Background

A common requirement is sustained throughput under a workload that consists of random inserts, where either the key range is chosen so that inserts are very unlikely to conflict (e.g., 128-bit hashes), or where inserts are expected to overwrite existing values.

With traditional btree variants, inserts are very fast while the data set remains in cache, but once the tree overflows the cache, performance drops significantly. There are two factors involved:

once the data fills the cache, new inserts have some probability of going to a page that is not in cache, requiring a read; and
the cache is full of dirty pages, so pages have to be written to free space in the cache before the read can be satisfied.

Description of LSM trees

Log-Structured Merge Trees are described in this paper by Patrick O'Neil, Edward Cheng, Dieter Gawlick and Elizabeth O'Neil: http://www.cs.umb.edu/~poneil/lsmtree.pdf

A logical tree is split into several physical pieces so that the most-recently-updated portion of data is in a tree that fits entirely in memory. The size of the in-memory chunk can be configured with the "lsm_chunk_size" configuration key to WT_SESSION::create.

Once the in-memory tree reaches a threshold size, a new in-memory tree is created and the old tree synced to disk. Once written to disk, trees are read-only, though they are merged in the background with other on-disk trees to reduce the cost of reads.

With this structure, "blind writes" can be performed entirely on the in-memory tree. Deletes are implemented by inserting a special "tombstone" record into the in-memory tree.

Interface to LSM trees

An LSM tree can be created as follows, in much the same way as a WiredTiger btree file:

session->create(session, "lsm:bucket", "key_format=S,value_format=S");

Once created, the LSM tree can be accessed using the same cursor interface as other data sources in WiredTiger:

WT_CURSOR *c;
session->open_cursor(session, "lsm:bucket", NULL, NULL, &c);
for(;;) {
    c->set_key("key");
    c->set_value("data");
    c->insert();
}

Unlike ordinary file cursors, LSM cursors default to overwrite mode, where:

WT_CURSOR::insert will update existing values without checking;
WT_CURSOR::update will insert values regardless of whether they exist; and
WT_CURSOR::remove will succeed regardless of whether the specified record exists.

This behavior can be disabled by passing "overwrite=false" to WT_SESSION::open_cursor, but the result will be a search through the levels of the LSM tree before every modification.

Merging

A background thread is opened for each active LSM tree.
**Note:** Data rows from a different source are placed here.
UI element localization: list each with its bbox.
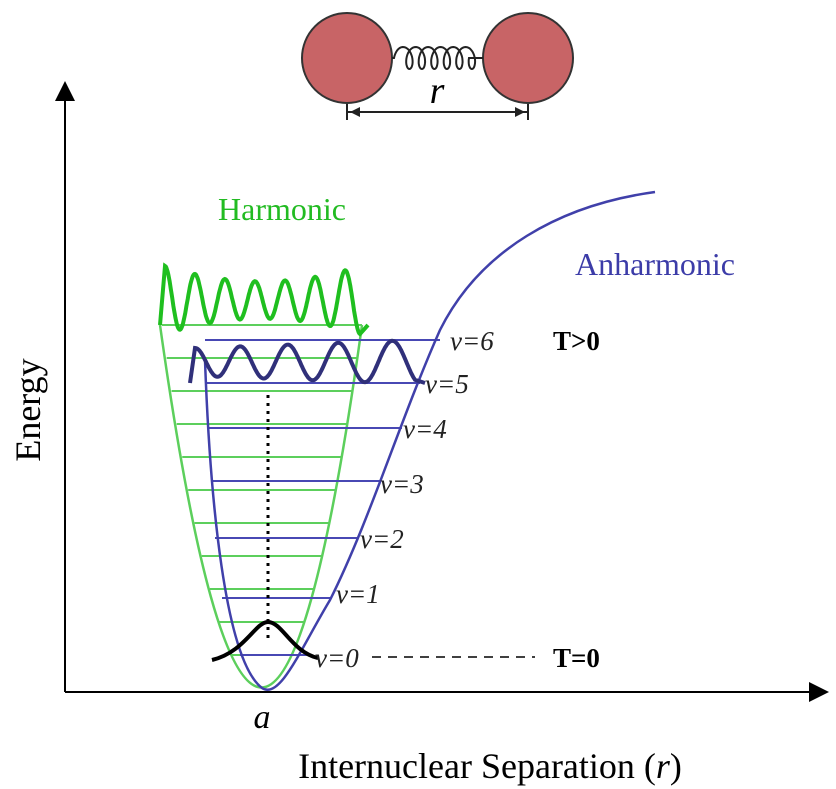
spring (392, 45, 483, 71)
x-axis-label: Internuclear Separation (r) (298, 746, 682, 786)
level-label: v=6 (450, 326, 494, 356)
level-label: v=3 (380, 469, 424, 499)
y-axis-label: Energy (8, 358, 48, 461)
level-label: v=4 (403, 414, 447, 444)
anharmonic-wavefunction (188, 338, 426, 385)
anharmonic-levels (205, 339, 440, 656)
level-label: v=2 (360, 524, 404, 554)
harmonic-label: Harmonic (218, 191, 346, 227)
molecule: r (301, 12, 574, 120)
hot-label: T>0 (553, 326, 600, 356)
x-label-end: ) (670, 746, 682, 786)
x-label-text: Internuclear Separation ( (298, 746, 656, 786)
harmonic-wavefunction (158, 262, 370, 337)
x-label-var: r (656, 746, 671, 786)
atom (301, 12, 393, 104)
bond-label: r (430, 70, 445, 112)
cold-label: T=0 (553, 643, 600, 673)
level-label: v=5 (425, 369, 469, 399)
level-label: v=1 (336, 579, 380, 609)
level-label: v=0 (315, 643, 359, 673)
anharmonic-potential (203, 190, 656, 691)
atom (482, 12, 574, 104)
level-labels: v=0 v=1 v=2 v=3 v=4 v=5 v=6 (315, 326, 494, 673)
equilibrium-label: a (254, 699, 271, 736)
anharmonic-label: Anharmonic (575, 246, 735, 282)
This thread is responsible for both writing old chunks to stable storage, and for merging multiple chunks together so that reads can be satisfied from a small number of files. There is currently no way to configure merges: they are performed automatically by the background thread.

Bloom filters

WiredTiger creates a Bloom filter when merging. This is an additional file that contains a configurable number of bits per key (default 8). Keys are hashed a configurable number of times (default 4), and the corresponding bits set. The Bloom filter is used to avoid reading from a chunk if the key cannot be present.

With the defaults, they Bloom filter only requires one byte per key, so it usually fits in cache. The Bloom parameters can be configured with "lsm_bloom_bit_count" and "lsm_bloom_hash_count" configuration keys to WT_SESSION::create.

Caveats

Hazard configuration

Reads from an LSM cursor may need to position a cursor in each active chunk. The number of chunks depends on the chunk size, and how many chunks have been merged. There must be at least as many hazard references available as there are chunks in the tree for each cursor that is open on the LSM tree. The number of hazard references is configured with the "hazard_max" configuration key to wiredtiger_open.
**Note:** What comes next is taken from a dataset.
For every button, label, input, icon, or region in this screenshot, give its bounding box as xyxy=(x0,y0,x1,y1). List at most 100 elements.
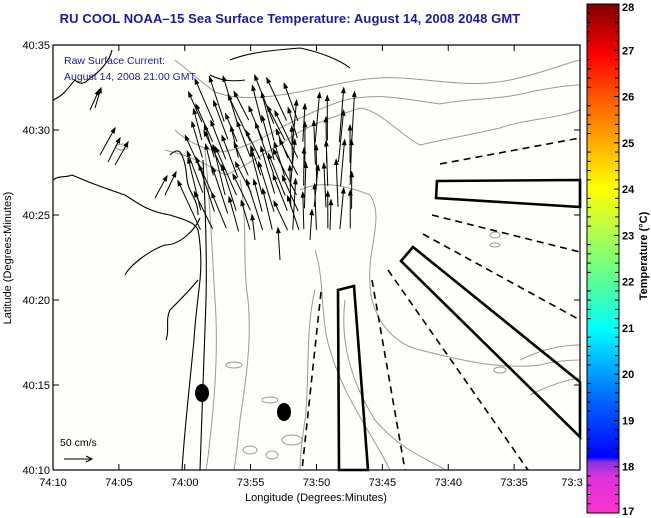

Creating tables using LSM trees

It is not yet possible to create tables or indices using LSM trees for storage. This will be addressed in a future release of WiredTiger.

Schema support will be provided for LSM as with an extension to the WT_SESSION::create method:

session->create(session, "table:T", "type=lsm");

The default type for all schema objects will continue to be btree.

Empty values

Internally, WiredTiger's LSM trees use an empty value to represent a record that has been removed (also known as a "tombstone"). For this reason, applications cannot store records in LSM trees with empty values.

Transactional access

There are currently some significant limitations in transactional access to data stored in LSM trees:

if an update transaction runs for long enough that the chunk it started writing to has been replaced, its data may not be included in the checkpoint when that chunk is swapped to "on disk" mode, and thus may not become visible to readers of the tree immediately when the transaction commits;

update transactions running at snapshot isolation may be permitted to commit if they conflict with an update in a concurrent transaction and the current chunk has been replaced;

read-only transactions running at snapshot isolation may read newer changes after a chunk is written to stable storage;

named checkpoints are not fully supported on LSM trees: recent updates to the tree may not appear in the checkpoint;

We intend to address these limitations in future releases.